Auto unions unite with green group for the sake of jobs; now what about oil and coal workers?
mscutari | Sep 03, 2010 | Comments 0 |
Recently we examined the importance of getting oil and coal workers involved in a renewable energy future. The push for green energy should be framed as something that can provide new, safer jobs for a segment of the workforce gripped by legitimate economic anxiety. Unions need to be brought on board, and workers need to be assuaged.
While there isn’t any immediate news on that specific sector, word out of Detroit bodes well for auto workers; they’re in. The United Auto Workers is the latest union to join the BlueGreen Alliance, which unites labor and environmental groups – not natural allies, mind you – pushing for greenhouse gas limits and other pro-green jobs policies.

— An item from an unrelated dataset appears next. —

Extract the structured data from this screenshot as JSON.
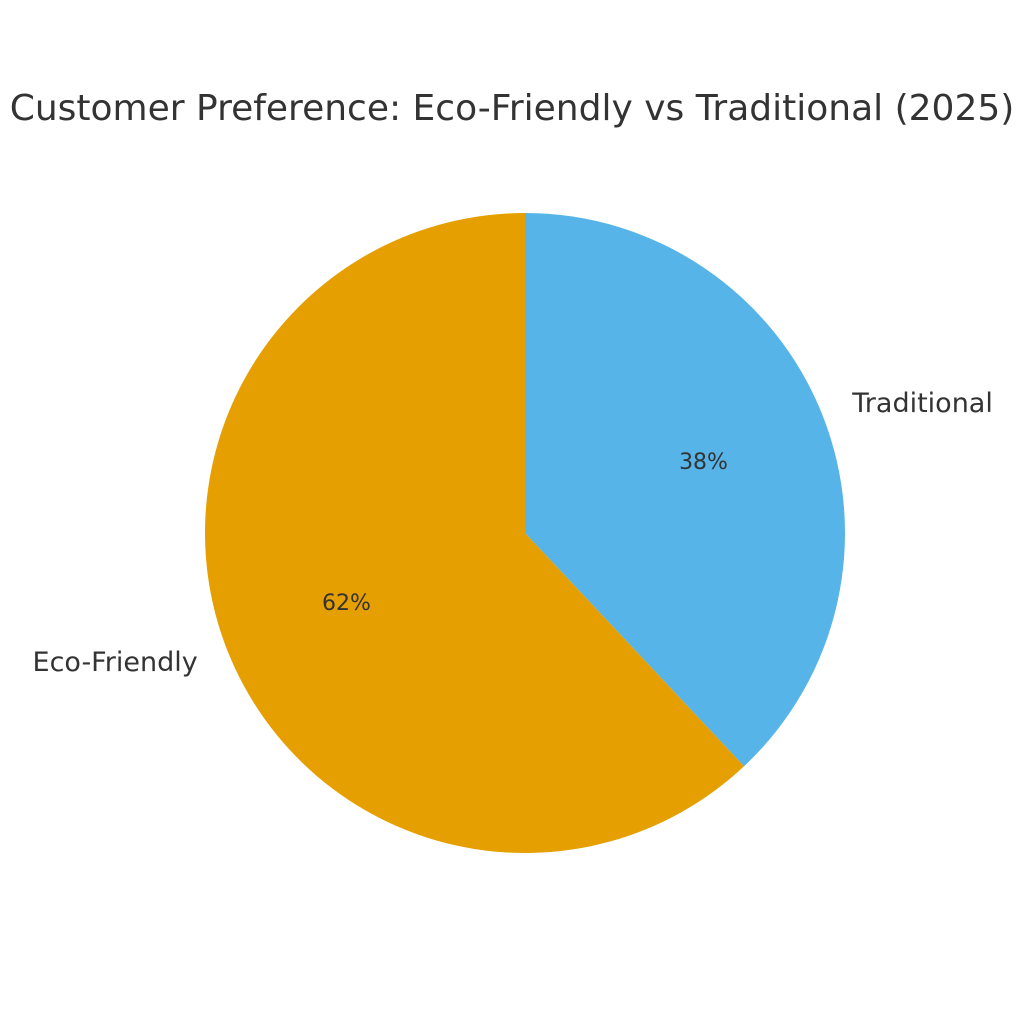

This is no small feat. The union claims to have close to 400,000 active members in electoral vote-rich industrial belt states like Michigan, Pennsylvania, and the biggest prize of them all, Ohio. Perhaps even more importantly, it includes the fastest-growing union in the US, the Service Employees International Union.
Simply put, the union envisions a future where the staggering US auto industry is rebuilt through clean vehicles.

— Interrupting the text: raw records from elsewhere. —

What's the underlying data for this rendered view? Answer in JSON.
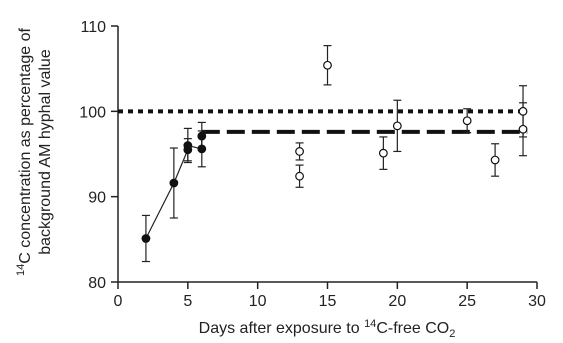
{
  "chart_data": {
    "type": "scatter",
    "title": "",
    "xlabel": {
      "pre": "Days after exposure to ",
      "sup": "14",
      "mid": "C-free CO",
      "sub": "2"
    },
    "ylabel": {
      "line1_sup": "14",
      "line1": "C concentration as percentage of",
      "line2": "background AM hyphal value"
    },
    "xlim": [
      0,
      30
    ],
    "ylim": [
      80,
      110
    ],
    "x_ticks": [
      "0",
      "5",
      "10",
      "15",
      "20",
      "25",
      "30"
    ],
    "y_ticks": [
      "80",
      "90",
      "100",
      "110"
    ],
    "grid": false,
    "legend": "none",
    "series": [
      {
        "marker": "filled-circle",
        "connected": true,
        "points": [
          {
            "x": 2,
            "y": 85.1,
            "err": 2.7
          },
          {
            "x": 4,
            "y": 91.6,
            "err": 4.1
          },
          {
            "x": 5,
            "y": 95.5,
            "err": 1.3
          },
          {
            "x": 5,
            "y": 96.0,
            "err": 2.0
          },
          {
            "x": 6,
            "y": 95.6,
            "err": 2.1
          },
          {
            "x": 6,
            "y": 97.1,
            "err": 1.6
          }
        ]
      },
      {
        "marker": "open-circle",
        "connected": false,
        "points": [
          {
            "x": 13,
            "y": 95.3,
            "err": 1.0
          },
          {
            "x": 13,
            "y": 92.4,
            "err": 1.3
          },
          {
            "x": 15,
            "y": 105.4,
            "err": 2.3
          },
          {
            "x": 19,
            "y": 95.1,
            "err": 1.9
          },
          {
            "x": 20,
            "y": 98.3,
            "err": 3.0
          },
          {
            "x": 25,
            "y": 98.9,
            "err": 1.4
          },
          {
            "x": 27,
            "y": 94.3,
            "err": 1.9
          },
          {
            "x": 29,
            "y": 100.0,
            "err": 3.0
          },
          {
            "x": 29,
            "y": 97.9,
            "err": 3.1
          }
        ]
      }
    ],
    "reference_lines": [
      {
        "style": "dotted",
        "y": 100.0,
        "x_start": 0,
        "x_end": 29.3
      },
      {
        "style": "dashed",
        "y": 97.6,
        "x_start": 6,
        "x_end": 29.3
      }
    ]
  }
}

It’s the old divide-and-conquer theory. Currently, many interest groups and demographics are scattered; it’s chaos out there. The general rules of politics go out the window. For example, some environmentalist are actually against certain clean energies, like wind turbines, arguing they’ll destroy the natural habitats of indigenous species.
But all this proves is that with a concerted message, these groups are ripe for convincing. If 20 years ago, you were told that American auto workers – makers of gas guzzling, pollution-creating, low MPG vehicles – would team up with the Blue Green Alliance, you’d be shocked. (Think about it: The Blue Green Alliance is a partnership between the Sierra Club and United Steelworkers.) But that’s just how fast and profoundly the political terrain has shifted.
And if alliances such as these, buttressed by the might of the auto unions, can speak with a unified voice, they may, in fact, have enough leverage to bring recalcitrant oil and coal workers over to their side. A small fraction is all that may be necessary. Or their new, combined strength, lobbying might, and persistent calls for new, clean jobs, may simply overwhelm these aging, staggering fossil fuel industries, who as of now, are the biggest obstacles to a renewable energy future.